De son côté, la Commission a proposé qu’un nouveau volet de sanctions soit examiné par les États membres. Une proposition de sanctions plus ambitieuse qui s’appliquerait à quatre secteurs dont l’accès aux marchés financiers, la défense, les « technologies sensibles » en particulier dans le secteur de l’énergie et les biens « à double usage » civils et militaires.

Concrètement, la Commission propose d’interdire l’accès aux marchés européens à toutes les institutions financières russes détenues majoritairement par l’État, afin d’empêcher Moscou de lever des fonds auprès des ressortissants européens.  

À l’annonce du durcissement des sanctions européennes, la banque centrale russe a immédiatement réagi en relevant son taux directeur à 8 %, afin d’éviter une chute du rouble et une trop forte inflation.

Front uni européen

Depuis plusieurs mois, les États membres de l’UE étaient pourtant divisés sur la mise en place de nouvelles sanctions frappant des secteurs entiers de l’économie russe.

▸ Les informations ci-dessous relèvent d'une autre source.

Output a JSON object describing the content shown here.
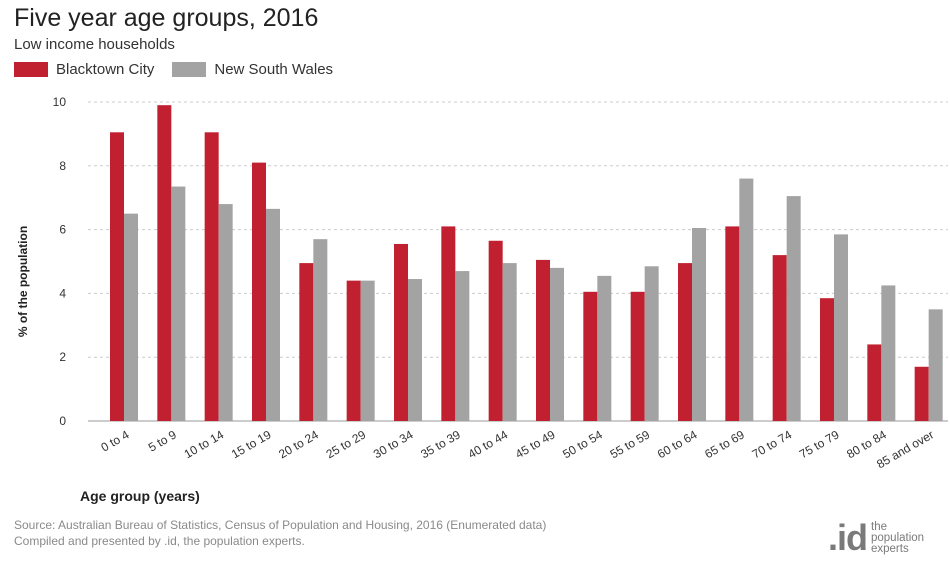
{
  "header": {
    "title": "Five year age groups, 2016",
    "subtitle": "Low income households"
  },
  "colors": {
    "blacktown": "#c0202f",
    "nsw": "#a3a3a3",
    "grid": "#cccccc"
  },
  "chart_data": {
    "type": "bar",
    "categories": [
      "0 to 4",
      "5 to 9",
      "10 to 14",
      "15 to 19",
      "20 to 24",
      "25 to 29",
      "30 to 34",
      "35 to 39",
      "40 to 44",
      "45 to 49",
      "50 to 54",
      "55 to 59",
      "60 to 64",
      "65 to 69",
      "70 to 74",
      "75 to 79",
      "80 to 84",
      "85 and over"
    ],
    "series": [
      {
        "name": "Blacktown City",
        "values": [
          9.05,
          9.9,
          9.05,
          8.1,
          4.95,
          4.4,
          5.55,
          6.1,
          5.65,
          5.05,
          4.05,
          4.05,
          4.95,
          6.1,
          5.2,
          3.85,
          2.4,
          1.7
        ]
      },
      {
        "name": "New South Wales",
        "values": [
          6.5,
          7.35,
          6.8,
          6.65,
          5.7,
          4.4,
          4.45,
          4.7,
          4.95,
          4.8,
          4.55,
          4.85,
          6.05,
          7.6,
          7.05,
          5.85,
          4.25,
          3.5
        ]
      }
    ],
    "ylabel": "% of the population",
    "xlabel": "Age group (years)",
    "ylim": [
      0,
      10
    ],
    "yticks": [
      "0",
      "2",
      "4",
      "6",
      "8",
      "10"
    ],
    "grid": true,
    "legend": "top-left"
  },
  "footer": {
    "source_line1": "Source: Australian Bureau of Statistics, Census of Population and Housing, 2016 (Enumerated data)",
    "source_line2": "Compiled and presented by .id, the population experts.",
    "logo_mark": ".id",
    "logo_line1": "the",
    "logo_line2": "population",
    "logo_line3": "experts"
  }
}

La catastrophe aérienne du 17 juillet a changé la donne et les a amenés à durcir leur position.

Mark Rutte, le premier ministre néerlandais a appelé vendredi 25 juillet la Russie à prendre ses distances avec les séparatistes qui combattent dans l’est de l’Ukraine. « Tout montre que la Russie continuer d’armer les séparatistes », a déclaré le ministre.

Les Pays-Bas ont payé un lourd tribut dans le crash du vol MH17 en Ukraine puisque 192 Néerlandais étaient passagers.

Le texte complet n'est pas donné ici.